Manicure hybrydowy to zobowiązanie – regularne wizyty u kosmetyczki dają najlepsze efekty, co potwierdzam jako naoczny świadek. Moja bratowa i moja przyjaciółka mają zawsze nieskazitelny manicure i ciekawe kolory. Ja z regularnością mijam się o lata świetlne, więc pozostaje mi zwykły lakier.
Na Miracle Gel od Sally Hansen polowałam mozolnie. Chodziłam od sklepu do sklepu, ale nigdzie nie było Top Coatu, bez którego nie ma efektu. Po tygodniu się poddałam i zamówiłam produkty na Allegro.
Kurier jeszcze nie wrócił nawet na parter, gdy ja już próbowałam lakierów. Niestety, efekty są mizerne.
Jak działa?
Lakiery bez warstwy wierzchniej Top Coat Miracle Gel są zwyczajne i nie odbiegają jakością od innych. Dopiero Top zmienia je w mocne i lśniące powłoki.
Top Coat zawiera fotoinicjator, który utwardza lakier kolorowy. Niepotrzebna jest tu lampa LED czy UV, a jedynie światło dzienne (a co jeśli maluję paznokcie na wieczór?). To właśnie światło dzienne ma być kluczem do sukcesu, bo z upływem czasu warstwa lakieru staje się coraz mocniejsza – tyle obietnice.
Jak używać?
Na przemyte zmywaczem paznokcie nakładam cienką warstwę lakieru. Lakiery mają średniej długości gruby, ale precyzyjny pędzelek. Są lejące, ale przylegają do paznokcia – nałożenie cienkiej warstwy nie jest problemem.
Staram się być dokładna, więc gdy skończę – pierwszy paznokieć jest już suchy, czyli przy dotknięciu opuszkami palców nie zostają ślady. Zabieram się wtedy od razu za drugą warstwę. Teraz należałoby odczekać 5 minut, które pewnie robią różnicę. Ja zwykle nie mam aż tyle czasu i od razu nakładam Top Coat.
Z nakładaniem Top Coatu trzeba być równie uważnym, co przy malowaniu kolorowym lakierem. Niedokładnie nałożony – np. zbyt oszczędnie przy skórkach, aby ich nie zalać – zemści się w postaci jakby „schodka”. Będzie dokładnie widać granicę między kolorowym lakierem a topem.

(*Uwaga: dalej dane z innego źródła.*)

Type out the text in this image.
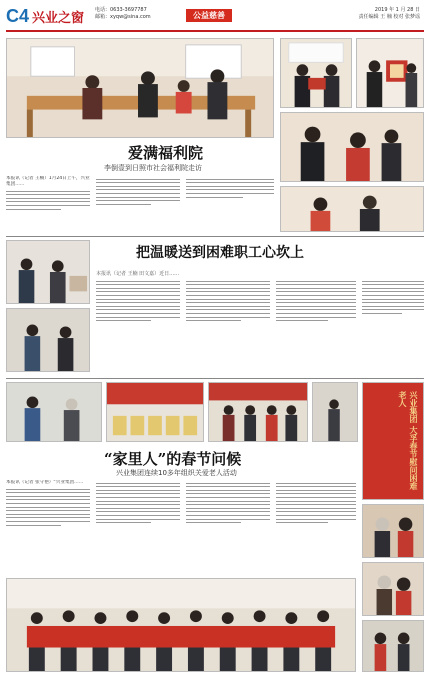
C4 兴业之窗
电话：0633-3697787
邮箱：xyqw@sina.com	公益慈善
2019 年 1 月 28 日
责任编辑 王 楠 校对 张梦谣
爱满福利院
李倒壹到日照市社会福利院走访
本报讯（记者 王楠）1月24日上午，兴业集团……
把温暖送到困难职工心坎上
本报讯（记者 王楠 田文嘉）近日……
兴业集团 大孚春节慰问困难老人
“家里人”的春节问候
兴业集团连续10多年组织关爱老人活动
本报讯（记者 张守艳）“兴业集团……
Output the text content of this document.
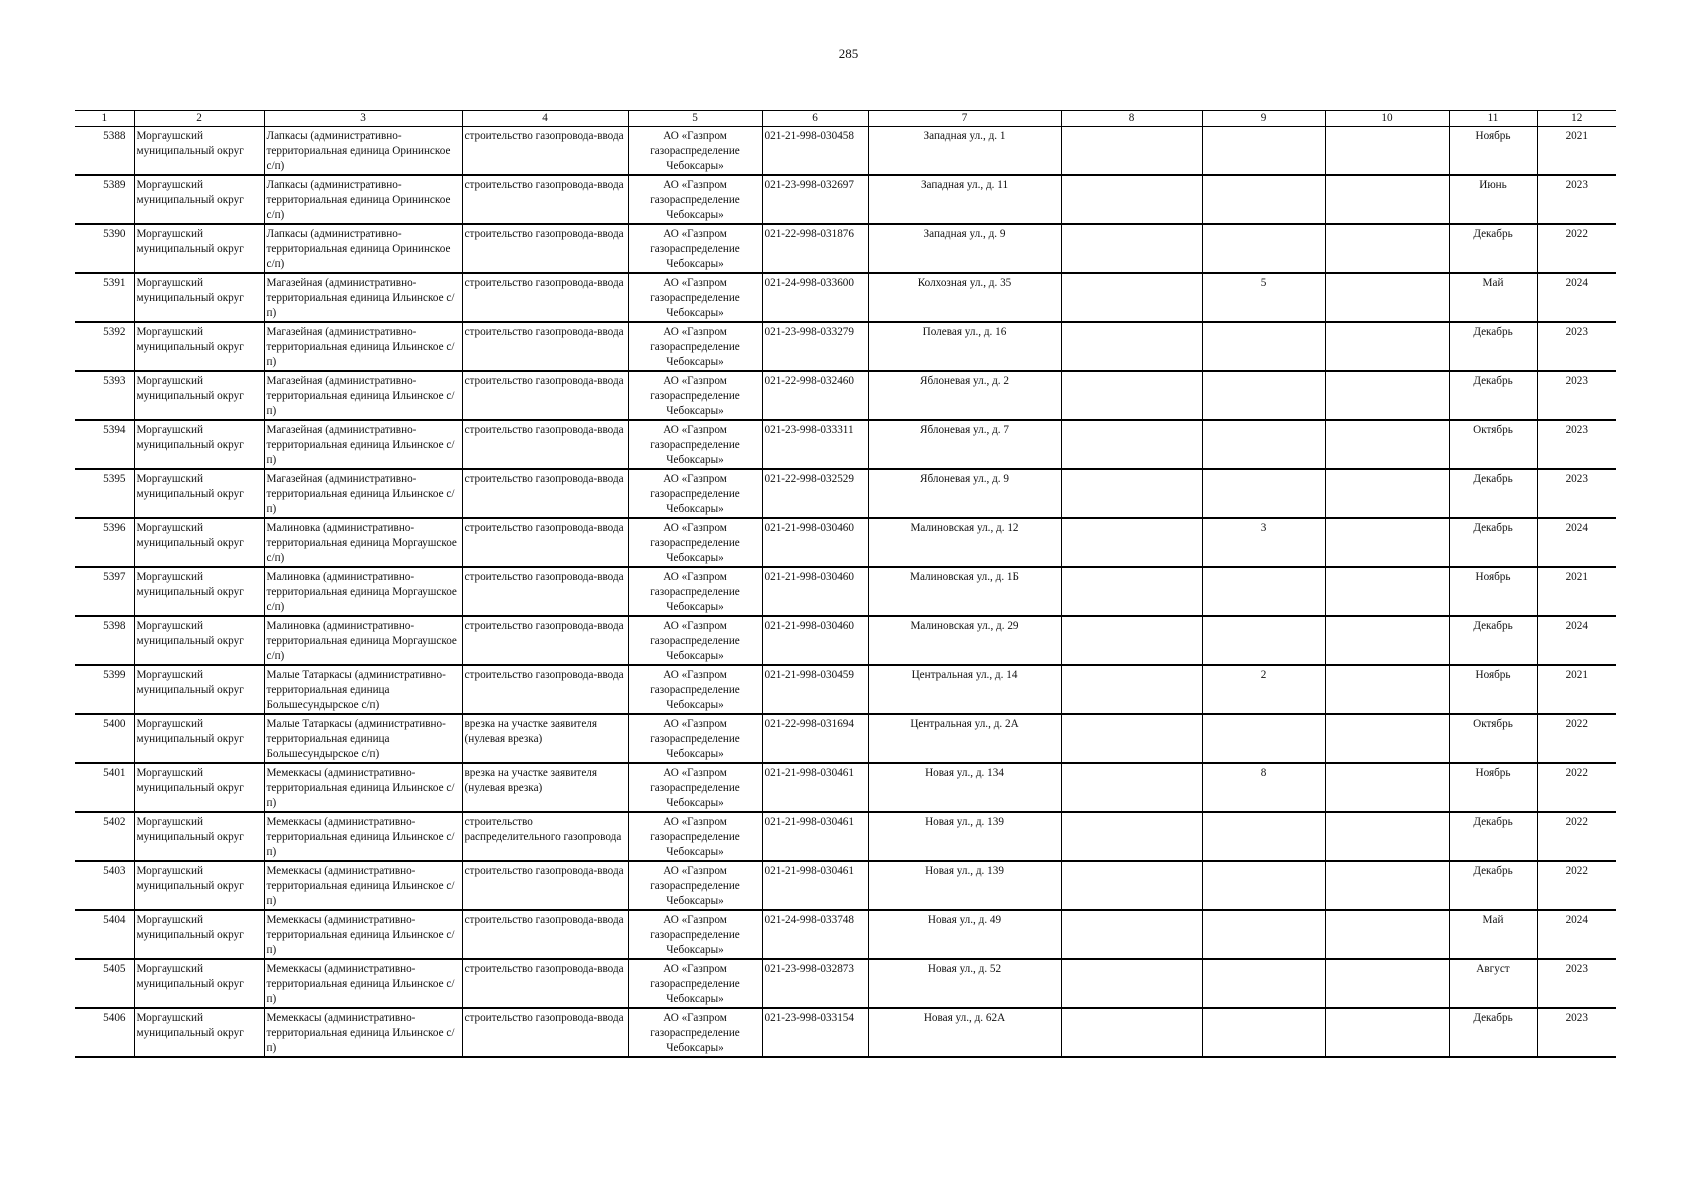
285
1	2	3	4	5	6	7	8	9	10	11	12
5388	Моргаушский муниципальный округ	Лапкасы (административно-территориальная единица Орининское с/п)	строительство газопровода-ввода	АО «Газпром газораспределение Чебоксары»	021-21-998-030458	Западная ул., д. 1				Ноябрь	2021
5389	Моргаушский муниципальный округ	Лапкасы (административно-территориальная единица Орининское с/п)	строительство газопровода-ввода	АО «Газпром газораспределение Чебоксары»	021-23-998-032697	Западная ул., д. 11				Июнь	2023
5390	Моргаушский муниципальный округ	Лапкасы (административно-территориальная единица Орининское с/п)	строительство газопровода-ввода	АО «Газпром газораспределение Чебоксары»	021-22-998-031876	Западная ул., д. 9				Декабрь	2022
5391	Моргаушский муниципальный округ	Магазейная (административно-территориальная единица Ильинское с/п)	строительство газопровода-ввода	АО «Газпром газораспределение Чебоксары»	021-24-998-033600	Колхозная ул., д. 35		5		Май	2024
5392	Моргаушский муниципальный округ	Магазейная (административно-территориальная единица Ильинское с/п)	строительство газопровода-ввода	АО «Газпром газораспределение Чебоксары»	021-23-998-033279	Полевая ул., д. 16				Декабрь	2023
5393	Моргаушский муниципальный округ	Магазейная (административно-территориальная единица Ильинское с/п)	строительство газопровода-ввода	АО «Газпром газораспределение Чебоксары»	021-22-998-032460	Яблоневая ул., д. 2				Декабрь	2023
5394	Моргаушский муниципальный округ	Магазейная (административно-территориальная единица Ильинское с/п)	строительство газопровода-ввода	АО «Газпром газораспределение Чебоксары»	021-23-998-033311	Яблоневая ул., д. 7				Октябрь	2023
5395	Моргаушский муниципальный округ	Магазейная (административно-территориальная единица Ильинское с/п)	строительство газопровода-ввода	АО «Газпром газораспределение Чебоксары»	021-22-998-032529	Яблоневая ул., д. 9				Декабрь	2023
5396	Моргаушский муниципальный округ	Малиновка (административно-территориальная единица Моргаушское с/п)	строительство газопровода-ввода	АО «Газпром газораспределение Чебоксары»	021-21-998-030460	Малиновская ул., д. 12		3		Декабрь	2024
5397	Моргаушский муниципальный округ	Малиновка (административно-территориальная единица Моргаушское с/п)	строительство газопровода-ввода	АО «Газпром газораспределение Чебоксары»	021-21-998-030460	Малиновская ул., д. 1Б				Ноябрь	2021
5398	Моргаушский муниципальный округ	Малиновка (административно-территориальная единица Моргаушское с/п)	строительство газопровода-ввода	АО «Газпром газораспределение Чебоксары»	021-21-998-030460	Малиновская ул., д. 29				Декабрь	2024
5399	Моргаушский муниципальный округ	Малые Татаркасы (административно-территориальная единица Большесундырское с/п)	строительство газопровода-ввода	АО «Газпром газораспределение Чебоксары»	021-21-998-030459	Центральная ул., д. 14		2		Ноябрь	2021
5400	Моргаушский муниципальный округ	Малые Татаркасы (административно-территориальная единица Большесундырское с/п)	врезка на участке заявителя (нулевая врезка)	АО «Газпром газораспределение Чебоксары»	021-22-998-031694	Центральная ул., д. 2А				Октябрь	2022
5401	Моргаушский муниципальный округ	Мемеккасы (административно-территориальная единица Ильинское с/п)	врезка на участке заявителя (нулевая врезка)	АО «Газпром газораспределение Чебоксары»	021-21-998-030461	Новая ул., д. 134		8		Ноябрь	2022
5402	Моргаушский муниципальный округ	Мемеккасы (административно-территориальная единица Ильинское с/п)	строительство распределительного газопровода	АО «Газпром газораспределение Чебоксары»	021-21-998-030461	Новая ул., д. 139				Декабрь	2022
5403	Моргаушский муниципальный округ	Мемеккасы (административно-территориальная единица Ильинское с/п)	строительство газопровода-ввода	АО «Газпром газораспределение Чебоксары»	021-21-998-030461	Новая ул., д. 139				Декабрь	2022
5404	Моргаушский муниципальный округ	Мемеккасы (административно-территориальная единица Ильинское с/п)	строительство газопровода-ввода	АО «Газпром газораспределение Чебоксары»	021-24-998-033748	Новая ул., д. 49				Май	2024
5405	Моргаушский муниципальный округ	Мемеккасы (административно-территориальная единица Ильинское с/п)	строительство газопровода-ввода	АО «Газпром газораспределение Чебоксары»	021-23-998-032873	Новая ул., д. 52				Август	2023
5406	Моргаушский муниципальный округ	Мемеккасы (административно-территориальная единица Ильинское с/п)	строительство газопровода-ввода	АО «Газпром газораспределение Чебоксары»	021-23-998-033154	Новая ул., д. 62А				Декабрь	2023
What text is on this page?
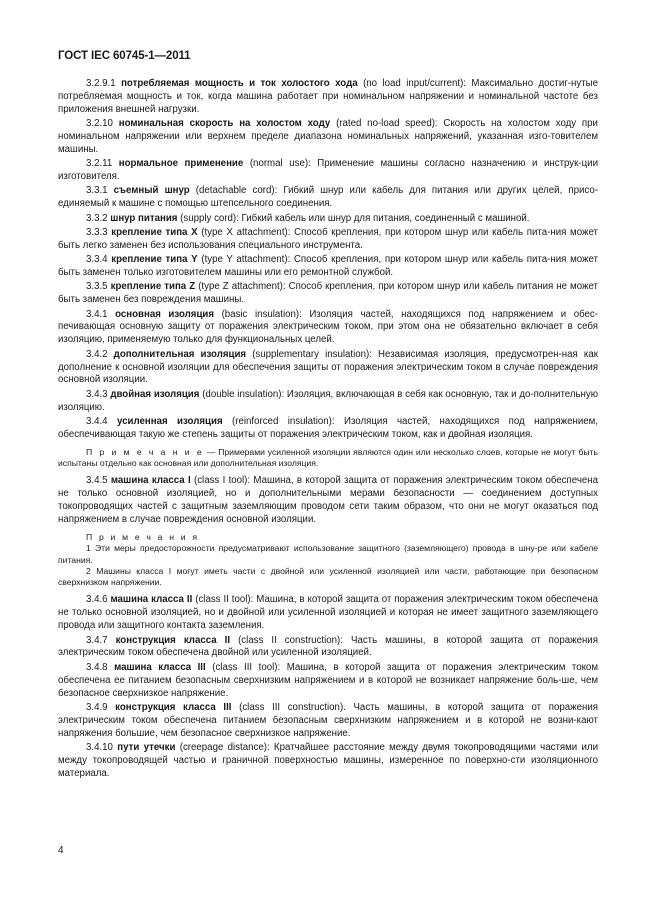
ГОСТ IEC 60745-1—2011

3.2.9.1 потребляемая мощность и ток холостого хода (no load input/current): Максимально достиг-нутые потребляемая мощность и ток, когда машина работает при номинальном напряжении и номинальной частоте без приложения внешней нагрузки.

3.2.10 номинальная скорость на холостом ходу (rated no-load speed): Скорость на холостом ходу при номинальном напряжении или верхнем пределе диапазона номинальных напряжений, указанная изго-товителем машины.

3.2.11 нормальное применение (normal use): Применение машины согласно назначению и инструк-ции изготовителя.

3.3.1 съемный шнур (detachable cord): Гибкий шнур или кабель для питания или других целей, присо-единяемый к машине с помощью штепсельного соединения.

3.3.2 шнур питания (supply cord): Гибкий кабель или шнур для питания, соединенный с машиной.

3.3.3 крепление типа X (type X attachment): Способ крепления, при котором шнур или кабель пита-ния может быть легко заменен без использования специального инструмента.

3.3.4 крепление типа Y (type Y attachment): Способ крепления, при котором шнур или кабель пита-ния может быть заменен только изготовителем машины или его ремонтной службой.

3.3.5 крепление типа Z (type Z attachment): Способ крепления, при котором шнур или кабель питания не может быть заменен без повреждения машины.

3.4.1 основная изоляция (basic insulation): Изоляция частей, находящихся под напряжением и обес-печивающая основную защиту от поражения электрическим током, при этом она не обязательно включает в себя изоляцию, применяемую только для функциональных целей.

3.4.2 дополнительная изоляция (supplementary insulation): Независимая изоляция, предусмотрен-ная как дополнение к основной изоляции для обеспечения защиты от поражения электрическим током в случае повреждения основной изоляции.

3.4.3 двойная изоляция (double insulation): Изоляция, включающая в себя как основную, так и до-полнительную изоляцию.

3.4.4 усиленная изоляция (reinforced insulation): Изоляция частей, находящихся под напряжением, обеспечивающая такую же степень защиты от поражения электрическим током, как и двойная изоляция.

П р и м е ч а н и е — Примерами усиленной изоляции являются один или несколько слоев, которые не могут быть испытаны отдельно как основная или дополнительная изоляция.

3.4.5 машина класса I (class I tool): Машина, в которой защита от поражения электрическим током обеспечена не только основной изоляцией, но и дополнительными мерами безопасности — соединением доступных токопроводящих частей с защитным заземляющим проводом сети таким образом, что они не могут оказаться под напряжением в случае повреждения основной изоляции.

П р и м е ч а н и я

1 Эти меры предосторожности предусматривают использование защитного (заземляющего) провода в шну-ре или кабеле питания.

2 Машины класса I могут иметь части с двойной или усиленной изоляцией или части, работающие при безопасном сверхнизком напряжении.

3.4.6 машина класса II (class II tool): Машина, в которой защита от поражения электрическим током обеспечена не только основной изоляцией, но и двойной или усиленной изоляцией и которая не имеет защитного заземляющего провода или защитного контакта заземления.

3.4.7 конструкция класса II (class II construction): Часть машины, в которой защита от поражения электрическим током обеспечена двойной или усиленной изоляцией.

3.4.8 машина класса III (class III tool): Машина, в которой защита от поражения электрическим током обеспечена ее питанием безопасным сверхнизким напряжением и в которой не возникает напряжение боль-ше, чем безопасное сверхнизкое напряжение.

3.4.9 конструкция класса III (class III construction). Часть машины, в которой защита от поражения электрическим током обеспечена питанием безопасным сверхнизким напряжением и в которой не возни-кают напряжения большие, чем безопасное сверхнизкое напряжение.

3.4.10 пути утечки (creepage distance): Кратчайшее расстояние между двумя токопроводящими частями или между токопроводящей частью и граничной поверхностью машины, измеренное по поверхно-сти изоляционного материала.

4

Czy taki manicure jest trwały?
Tuż po nałożeniu – nie. Lakier może się zmarszczyć. Dlatego ja maluję paznokcie na noc. No, ale wtedy światła dziennego to one nie uświadczą. Czy to ma jakiś wpływ na ich trwałość? Nie wiem, ale powątpiewam, aby miało to jakiekolwiek znaczenia.
Producent twierdzi, że manicure Sally Hansen może się utrzymać 14 dni i daje efekt hybrydy. Rzeczywiście, manicure jest trwały w porównaniu do zwykłych lakierów do paznokci, ale w zderzeniu z tzw. hybrydą wypada blado. U mnie 5 dni to był maksymalny czas, gdy manicure wyglądał dobrze, ale zdecydowanie częściej były to… 2 dni. Najczęściej lakier zaczyna się ścierać na końcówkach. Z trwałością hybrydy, którą w moim przypadku zdejmuję przed czasem, bo nie lubię długich paznokci, nie ma tu więc w ogóle porównania.
Dużo trwalszy – co nie dziwi – okazał się pedicure. Ale stopy nie są narażone na urazy związane z pracami domowymi czy ciągłą styczność z wodą, detergentami.
Dużym zaskoczeniem dla mnie był Top Coat i efekt lśniącej powłoki, którą daje. Może to jest ten efekt hybrydy? Jednak tej mizernej trwałości nijak wybronić się nie da. Dla mnie za droga i za długa zabawa, jak na manicure na dwa dni.
Cena: ok. 35 zł za jeden lakier lub ok. 50 zł za zestaw top + lakier
@Ciotka Żukor, dokładnie ona. Już wiemy, że zna podstawową zasadę kobiecości: lepiej się spóźnić, niż przyjść rozczochraną/nieumalowaną/bez manicure ;-)
Czy to ta przyjaciółka, która się WIECZNIE spóźnia? Nic dziwnego, skoro TYLE czasu poświęca na malowanie paznokci!
Tylko hybryda. Nie ma się co bawić w jakieś zamienniki.
Pierwszy raz spotykam się z negatywną opinią dotyczącą trwałości tych lakierów – myślałam, że tylko ja nimi źle maluję.
Też mi się tak początkowo zdawało, ale jak widać nie są po prostu tak wspaniałe, jak obiecuje reklama.